Access is becoming leverage
Anthropic is now dealing with a problem every frontier AI company will recognize. The most advanced models are not just products. They are bargaining chips in conversations with governments, strategic customers and security agencies. Who gets access, who waits, and who receives only summaries can shape commercial relationships and regulatory pressure at the same time.
For startups and enterprise buyers, that is the important lesson. Frontier AI access will not always move like normal software procurement. The most capable systems may arrive first through narrow research previews, government-linked programs and trusted partner networks. Companies that assume every powerful model will simply appear in an API at the same time for everyone are likely to misread the market.

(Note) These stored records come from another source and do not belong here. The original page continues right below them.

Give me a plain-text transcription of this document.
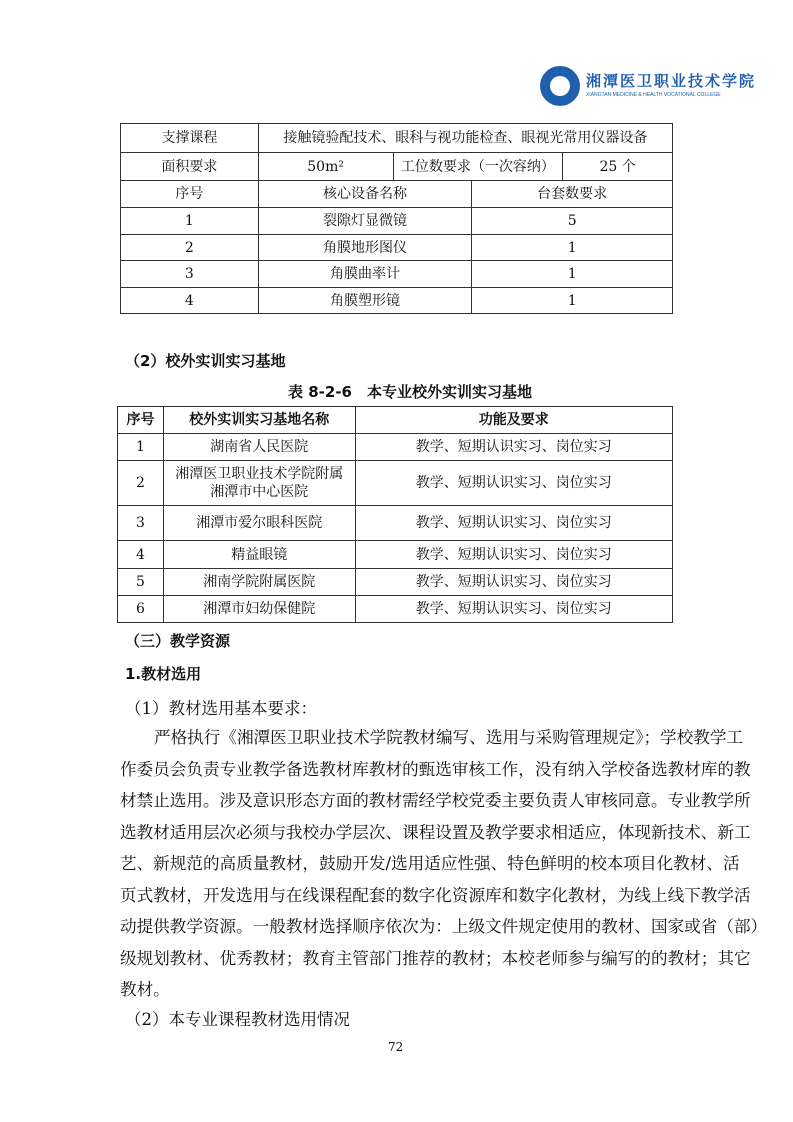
湘潭医卫职业技术学院
XIANGTAN MEDICINE & HEALTH VOCATIONAL COLLEGE
支撑课程	接触镜验配技术、眼科与视功能检查、眼视光常用仪器设备			
面积要求	50m²	工位数要求（一次容纳）		25 个
序号	核心设备名称		台套数要求	
1	裂隙灯显微镜		5	
2	角膜地形图仪		1	
3	角膜曲率计		1	
4	角膜塑形镜		1	
（2）校外实训实习基地
表 8-2-6　本专业校外实训实习基地
序号	校外实训实习基地名称	功能及要求
1	湖南省人民医院	教学、短期认识实习、岗位实习
2	湘潭医卫职业技术学院附属湘潭市中心医院	教学、短期认识实习、岗位实习
3	湘潭市爱尔眼科医院	教学、短期认识实习、岗位实习
4	精益眼镜	教学、短期认识实习、岗位实习
5	湘南学院附属医院	教学、短期认识实习、岗位实习
6	湘潭市妇幼保健院	教学、短期认识实习、岗位实习
（三）教学资源
1.教材选用
（1）教材选用基本要求：
严格执行《湘潭医卫职业技术学院教材编写、选用与采购管理规定》；学校教学工
作委员会负责专业教学备选教材库教材的甄选审核工作，没有纳入学校备选教材库的教
材禁止选用。涉及意识形态方面的教材需经学校党委主要负责人审核同意。专业教学所
选教材适用层次必须与我校办学层次、课程设置及教学要求相适应，体现新技术、新工
艺、新规范的高质量教材，鼓励开发/选用适应性强、特色鲜明的校本项目化教材、活
页式教材，开发选用与在线课程配套的数字化资源库和数字化教材，为线上线下教学活
动提供教学资源。一般教材选择顺序依次为：上级文件规定使用的教材、国家或省（部）
级规划教材、优秀教材；教育主管部门推荐的教材；本校老师参与编写的的教材；其它
教材。
（2）本专业课程教材选用情况
72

The EU also has a regulatory angle. Brussels has spent years trying to set the global tone on digital rules, from privacy to platform governance to AI oversight. Mythos gives that ambition a harder edge. It is one thing to write rules for deployed commercial systems. It is another to negotiate access to an unreleased model whose cybersecurity effects may be felt before ordinary customers ever see it.
Anthropic has reasons to move slowly. If Mythos-class tools become available too broadly before defenses are ready, the same capability that helps a bank find weaknesses could help an attacker find them first. But if access stays too narrow, allies, regulators and major institutions will argue that critical infrastructure is being protected unevenly. Neither path is clean.
The next thing to watch is whether Europe gets a formal role in Project Glasswing, or whether talks remain limited to briefings and information sharing. A real access agreement would signal that frontier model governance is becoming a geopolitical process as much as a commercial rollout. If no agreement comes, European banks and infrastructure operators will keep looking for alternatives, including domestic AI efforts from companies such as Mistral. Either way, Mythos has already shown that the future of AI competition will be measured not only by who builds the smartest model, but by who is trusted to use it first.